Traditionally, latkes are a Hannukah food, cooked in oil as a reminder of God's miraculous supply of oil for eight days.  Making them in the summer is probably akin to baking gingerbread men on a Tuesday in June, but I just can't seem to stop myself.  They pair perfectly with meats and fish, and while they are usually made with potatoes and onions only, they are an excellent vehicle for hiding some more nutritious vegetables.  I wish the recipe was more complicated so I could brag a bit more when people ask how I make them, but alas, they are wonderfully easy.  There is a lot of grating involved, so if the shredding attachment on your food processor is collecting dust somewhere, now is the time to brush it off.  You will be on your way to lovely latkes in no time.  L'chaim!

Vegetable Latkes

3 small/medium russet potatoes, peeled (about 1 1/4 lbs)
1/2 medium yellow onion, skin removed
1 small zucchini
1 large carrot, peeled
1 egg
3 Tbsp flour
1/2 tsp salt
1/4 tsp black pepper
Vegetable or canola oil for frying
Unsweetened applesauce (optional)

In a large bowl, beat the egg until combined, then whisk in the flour, salt, and pepper.  Set aside.

Using a box grater or food processor, coarsely shred the potatoes, onion, zucchini (with skin), and carrot.   Add to egg mixture and toss until vegetables are evenly distributed.

In heavy skillet over medium heat, heat about 1/2" of oil to about 350 F.  (To test oil, place a small dollop of latke batter in pan.  It should sizzle vigorously but not burn.)  Line a baking sheet with several layers of paper towels.  Scoop potato mixture by heaping 1/4 cupfuls into oil.  Flatten into pancake with the back of a spatula.  Cook until edges are deep golden brown, about 3-4 minutes, then flip and cook until the other side is golden brown.  Do not overcrowd the pan; cook only 3-4 latkes at a time.  Remove to paper towels to drain.  Repeat with remaining batter.

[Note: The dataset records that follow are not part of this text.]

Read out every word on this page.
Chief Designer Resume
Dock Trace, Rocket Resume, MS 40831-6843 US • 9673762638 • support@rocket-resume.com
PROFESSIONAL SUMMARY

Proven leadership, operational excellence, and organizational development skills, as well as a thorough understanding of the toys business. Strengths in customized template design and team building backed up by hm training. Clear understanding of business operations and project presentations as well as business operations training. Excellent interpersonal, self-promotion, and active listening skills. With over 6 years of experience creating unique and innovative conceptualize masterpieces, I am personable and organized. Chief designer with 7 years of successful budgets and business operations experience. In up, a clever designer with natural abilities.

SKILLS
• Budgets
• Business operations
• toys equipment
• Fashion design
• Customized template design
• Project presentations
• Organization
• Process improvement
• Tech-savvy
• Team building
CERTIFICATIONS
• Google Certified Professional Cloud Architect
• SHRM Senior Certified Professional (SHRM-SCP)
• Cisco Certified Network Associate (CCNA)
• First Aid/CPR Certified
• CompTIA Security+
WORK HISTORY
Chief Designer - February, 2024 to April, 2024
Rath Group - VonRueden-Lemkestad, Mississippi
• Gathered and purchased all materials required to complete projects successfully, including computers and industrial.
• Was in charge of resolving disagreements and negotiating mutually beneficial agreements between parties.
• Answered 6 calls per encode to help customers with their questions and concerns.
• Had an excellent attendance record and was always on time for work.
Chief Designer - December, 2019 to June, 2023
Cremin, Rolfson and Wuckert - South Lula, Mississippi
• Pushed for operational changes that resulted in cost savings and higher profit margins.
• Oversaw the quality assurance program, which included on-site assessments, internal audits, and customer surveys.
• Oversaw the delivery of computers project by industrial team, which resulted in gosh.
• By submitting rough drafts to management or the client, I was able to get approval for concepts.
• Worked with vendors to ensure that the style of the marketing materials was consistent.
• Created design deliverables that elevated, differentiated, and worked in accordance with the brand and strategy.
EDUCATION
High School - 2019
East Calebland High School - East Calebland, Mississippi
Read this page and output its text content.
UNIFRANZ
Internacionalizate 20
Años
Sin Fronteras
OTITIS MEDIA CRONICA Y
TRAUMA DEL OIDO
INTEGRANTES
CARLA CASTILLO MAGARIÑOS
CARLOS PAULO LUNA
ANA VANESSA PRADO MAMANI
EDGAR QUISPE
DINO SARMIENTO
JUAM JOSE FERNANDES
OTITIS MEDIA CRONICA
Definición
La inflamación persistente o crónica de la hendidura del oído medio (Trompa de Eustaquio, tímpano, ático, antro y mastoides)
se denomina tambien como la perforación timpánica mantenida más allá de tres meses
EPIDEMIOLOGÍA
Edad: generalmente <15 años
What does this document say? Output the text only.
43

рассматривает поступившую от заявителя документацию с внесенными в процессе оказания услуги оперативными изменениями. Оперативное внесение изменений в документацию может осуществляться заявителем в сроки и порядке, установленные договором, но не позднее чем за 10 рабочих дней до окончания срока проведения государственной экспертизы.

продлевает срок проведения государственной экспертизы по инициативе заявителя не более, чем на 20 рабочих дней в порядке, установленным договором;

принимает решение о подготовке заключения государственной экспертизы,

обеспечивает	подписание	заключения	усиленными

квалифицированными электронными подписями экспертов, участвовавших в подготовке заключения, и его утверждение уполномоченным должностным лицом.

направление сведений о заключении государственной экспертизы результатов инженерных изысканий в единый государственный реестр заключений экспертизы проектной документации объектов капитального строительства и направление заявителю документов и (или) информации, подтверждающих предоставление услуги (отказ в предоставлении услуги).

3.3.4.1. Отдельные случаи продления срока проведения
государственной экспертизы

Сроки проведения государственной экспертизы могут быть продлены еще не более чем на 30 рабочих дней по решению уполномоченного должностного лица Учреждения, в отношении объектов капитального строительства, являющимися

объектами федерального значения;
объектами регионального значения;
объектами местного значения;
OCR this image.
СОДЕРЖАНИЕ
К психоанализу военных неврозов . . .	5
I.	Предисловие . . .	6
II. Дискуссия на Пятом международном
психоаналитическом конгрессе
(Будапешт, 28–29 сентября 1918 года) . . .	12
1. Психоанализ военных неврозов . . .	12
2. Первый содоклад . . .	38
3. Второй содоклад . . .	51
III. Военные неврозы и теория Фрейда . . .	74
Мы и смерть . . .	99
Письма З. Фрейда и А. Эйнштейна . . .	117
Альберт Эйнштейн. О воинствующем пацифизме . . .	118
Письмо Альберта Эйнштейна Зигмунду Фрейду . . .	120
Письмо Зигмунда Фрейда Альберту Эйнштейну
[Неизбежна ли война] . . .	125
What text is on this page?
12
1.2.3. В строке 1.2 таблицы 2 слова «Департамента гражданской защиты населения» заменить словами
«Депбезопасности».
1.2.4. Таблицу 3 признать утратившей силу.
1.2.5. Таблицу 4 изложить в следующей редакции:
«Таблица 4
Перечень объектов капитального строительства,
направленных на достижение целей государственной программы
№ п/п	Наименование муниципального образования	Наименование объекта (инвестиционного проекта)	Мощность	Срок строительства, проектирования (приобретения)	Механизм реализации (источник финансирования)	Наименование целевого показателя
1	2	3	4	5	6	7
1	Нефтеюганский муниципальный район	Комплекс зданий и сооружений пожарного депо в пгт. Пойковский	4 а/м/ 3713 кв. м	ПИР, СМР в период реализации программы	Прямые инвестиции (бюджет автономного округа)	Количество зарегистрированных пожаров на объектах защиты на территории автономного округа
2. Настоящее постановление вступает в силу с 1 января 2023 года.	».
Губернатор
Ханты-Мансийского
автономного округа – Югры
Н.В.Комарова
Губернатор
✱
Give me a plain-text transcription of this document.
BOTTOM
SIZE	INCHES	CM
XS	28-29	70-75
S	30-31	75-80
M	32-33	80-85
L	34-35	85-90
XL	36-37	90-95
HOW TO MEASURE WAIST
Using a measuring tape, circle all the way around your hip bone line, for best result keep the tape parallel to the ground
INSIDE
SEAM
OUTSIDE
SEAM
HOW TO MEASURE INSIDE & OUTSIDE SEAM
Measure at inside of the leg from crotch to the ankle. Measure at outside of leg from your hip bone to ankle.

Serve latkes hot and pass a bowl of applesauce to spoon over the top.

Sunday, August 1, 2010

Chocolate Breakfast Scones


In honor of going egg-free and officially joining the ranks of vegan bakers, I decided to make myself a special treat for the first morning of my new dietary restrictions.  I chose the cocoa-nut (as in cocoa + coconut) scones from Alisa Fleming's excellent guide and cookbook, Go Dairy Free.  I ordered this book about a week after we found out about Warren's allergies, when I was basically living on lettuce and meat and feeling very sorry for myself.  When it arrived, it was like being handed a compass and a map while lost in the wilderness.  If you are new to living without dairy, or just want some new recipes, I highly recommend it.  You can visit Alisa's website, with recipes and dairy-free information, here.

My first foray into vegan baking was actually a lot of fun.  Part of why I fell in love with baking to begin with was the mystery of it all, how you can put a soupy mess into the oven and ten minutes later pull out a light, fluffy masterpiece.  Doing it now with all different ingredients makes the whole experience fresh again. Working with the margarine was a little tricky; it melts more readily than butter so I had to work quickly when cutting it into the dough.  I was a little skeptical as I pushed the pan into the oven, but as soon as I took the crackle-topped scones from the oven, I knew they were a success.  Rich with cocoa flavor but not too sweet, they were perfect with my morning coffee.  My husband liked them as well, but they were a bit too sophisticated for Isaac, who dismantled his to rescue all the chocolate chips.